Cops: Boston residents must stay home

Friday, April 19, 2013

photo Police officers walk near a crime scene Friday, April 19, 2013, in Watertown, Mass. A tense night of police activity that left a university officer dead on campus just days after the Boston Marathon bombings and amid a hunt for two suspects caused officers to converge on a neighborhood outside Boston, where residents heard gunfire and explosions.

WATERTOWN, Mass. - Boston's police commissioner says all of Boston must stay in their homes as the search for the surviving suspect in the marathon bombings continues.

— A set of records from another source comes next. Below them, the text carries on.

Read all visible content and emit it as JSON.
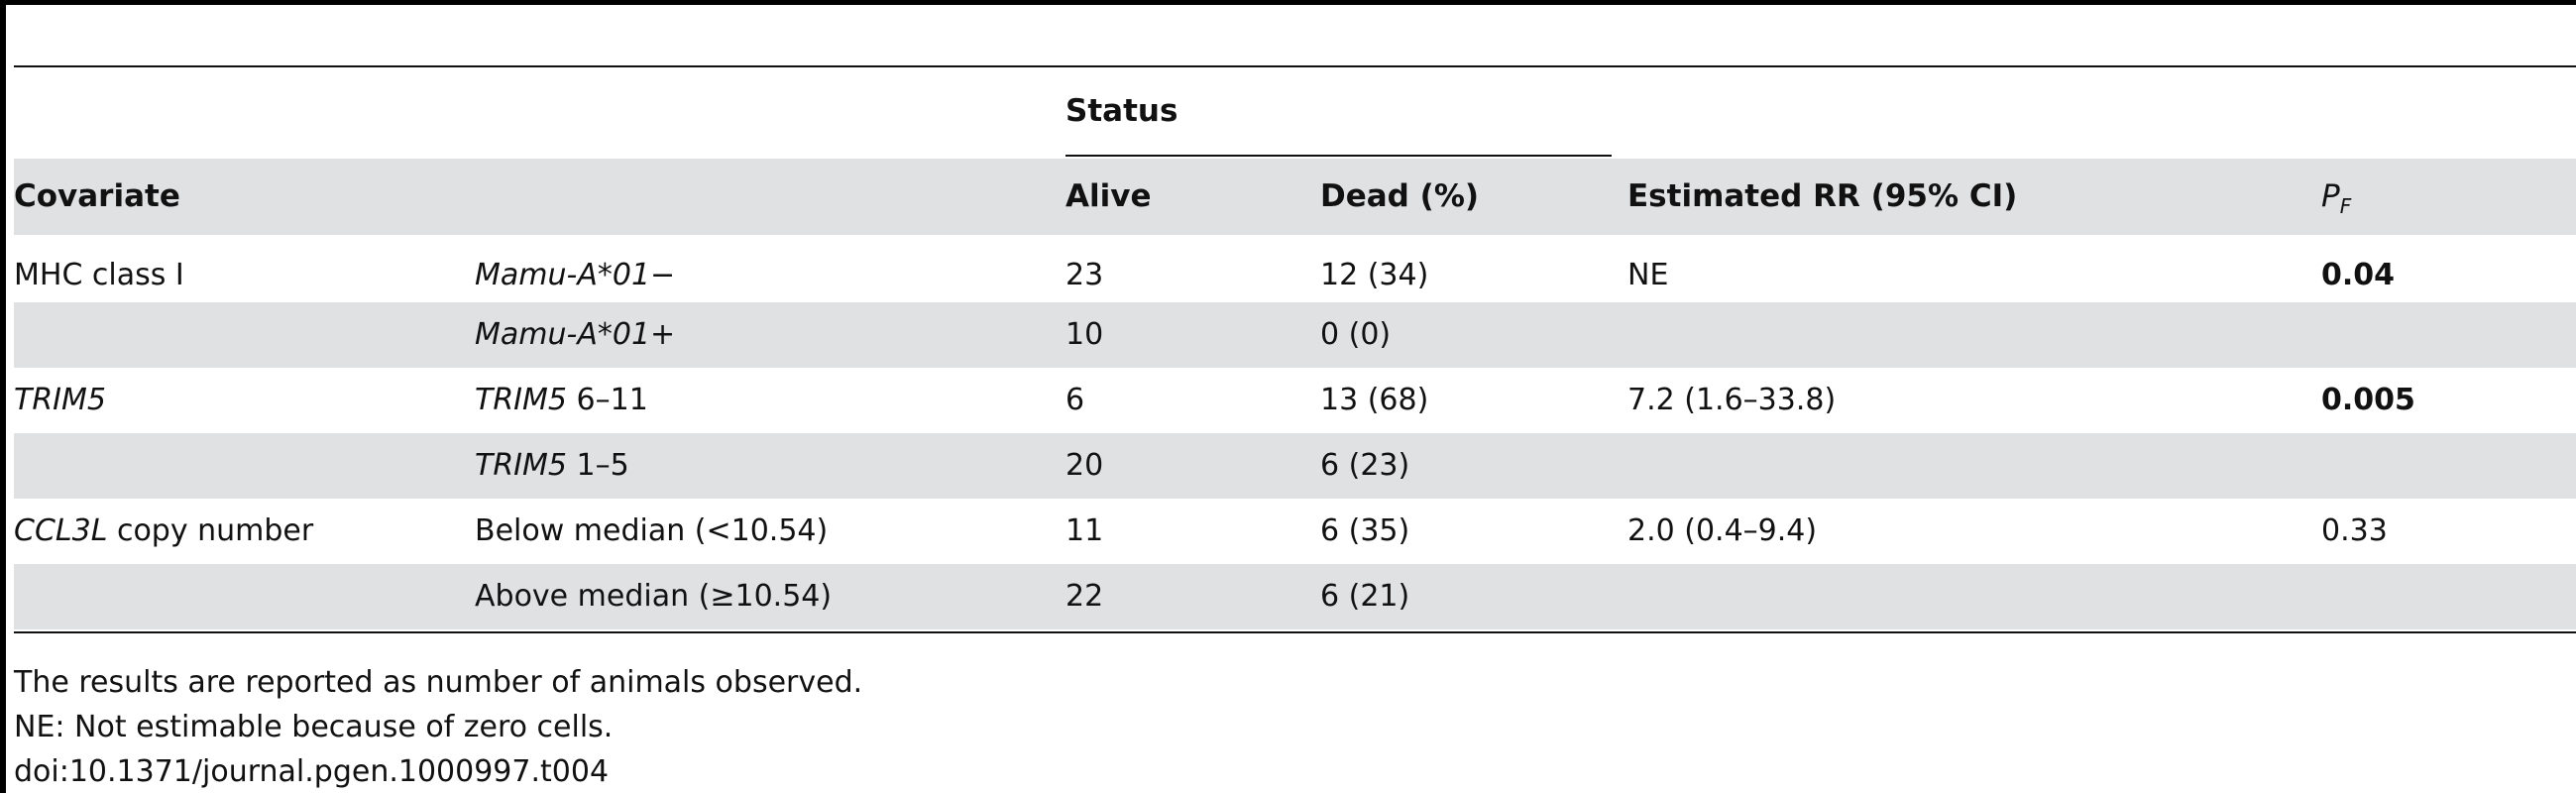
{
  "header": {
    "status_label": "Status",
    "covariate": "Covariate",
    "alive": "Alive",
    "dead": "Dead (%)",
    "rr": "Estimated RR (95% CI)",
    "pf_main": "P",
    "pf_sub": "F"
  },
  "rows": [
    {
      "covariate": "MHC class I",
      "covariate_italic": "",
      "covariate_tail": "",
      "group_italic": "Mamu-A*01−",
      "group_tail": "",
      "alive": "23",
      "dead": "12 (34)",
      "rr": "NE",
      "p": "0.04"
    },
    {
      "covariate": "",
      "covariate_italic": "",
      "covariate_tail": "",
      "group_italic": "Mamu-A*01+",
      "group_tail": "",
      "alive": "10",
      "dead": "0 (0)",
      "rr": "",
      "p": ""
    },
    {
      "covariate": "",
      "covariate_italic": "TRIM5",
      "covariate_tail": "",
      "group_italic": "TRIM5",
      "group_tail": " 6–11",
      "alive": "6",
      "dead": "13 (68)",
      "rr": "7.2 (1.6–33.8)",
      "p": "0.005"
    },
    {
      "covariate": "",
      "covariate_italic": "",
      "covariate_tail": "",
      "group_italic": "TRIM5",
      "group_tail": " 1–5",
      "alive": "20",
      "dead": "6 (23)",
      "rr": "",
      "p": ""
    },
    {
      "covariate": "",
      "covariate_italic": "CCL3L",
      "covariate_tail": " copy number",
      "group_italic": "",
      "group_tail": "Below median (<10.54)",
      "alive": "11",
      "dead": "6 (35)",
      "rr": "2.0 (0.4–9.4)",
      "p": "0.33"
    },
    {
      "covariate": "",
      "covariate_italic": "",
      "covariate_tail": "",
      "group_italic": "",
      "group_tail": "Above median (≥10.54)",
      "alive": "22",
      "dead": "6 (21)",
      "rr": "",
      "p": ""
    }
  ],
  "notes": [
    "The results are reported as number of animals observed.",
    "NE: Not estimable because of zero cells.",
    "doi:10.1371/journal.pgen.1000997.t004"
  ]
}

Boston Police Commissioner Ed Davis made the announcement Friday morning, after a long night of violence that left the other suspect dead.

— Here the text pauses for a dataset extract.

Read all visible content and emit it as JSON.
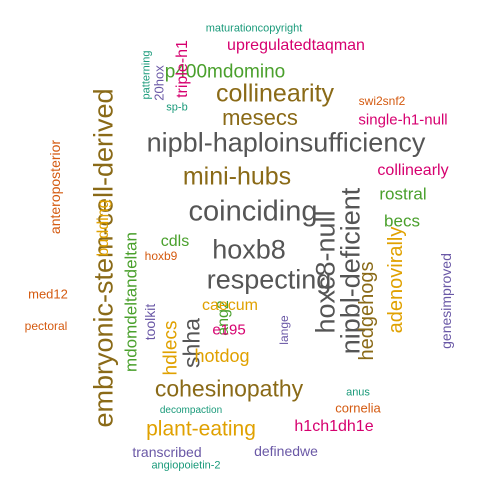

The suspects were identified to The Associated Press as coming from the Russian region near Chechnya, which has been plagued by an Islamic insurgency stemming from separatist wars.

A law enforcement intelligence bulletin obtained by the AP identified the surviving suspect as Dzhokhar A. Tsarnaev (JOE-khar Tsahr-NEYE-ev), 19, of Cambridge, Mass.

The two men are suspected of killing a Massachusetts Institute of Technology police officer on campus in Cambridge late Thursday, then stealing a car at gunpoint and later releasing its driver unharmed.

The suspects' clashes with police began only a few hours after the FBI released photos and videos of the two young men, who were seen carrying backpacks as they mingled among revelers at Monday's Boston Marathon. The bombings on Monday killed three people and wounded more than 180 others, and authorities revealed the images to enlist the public's help finding the suspects.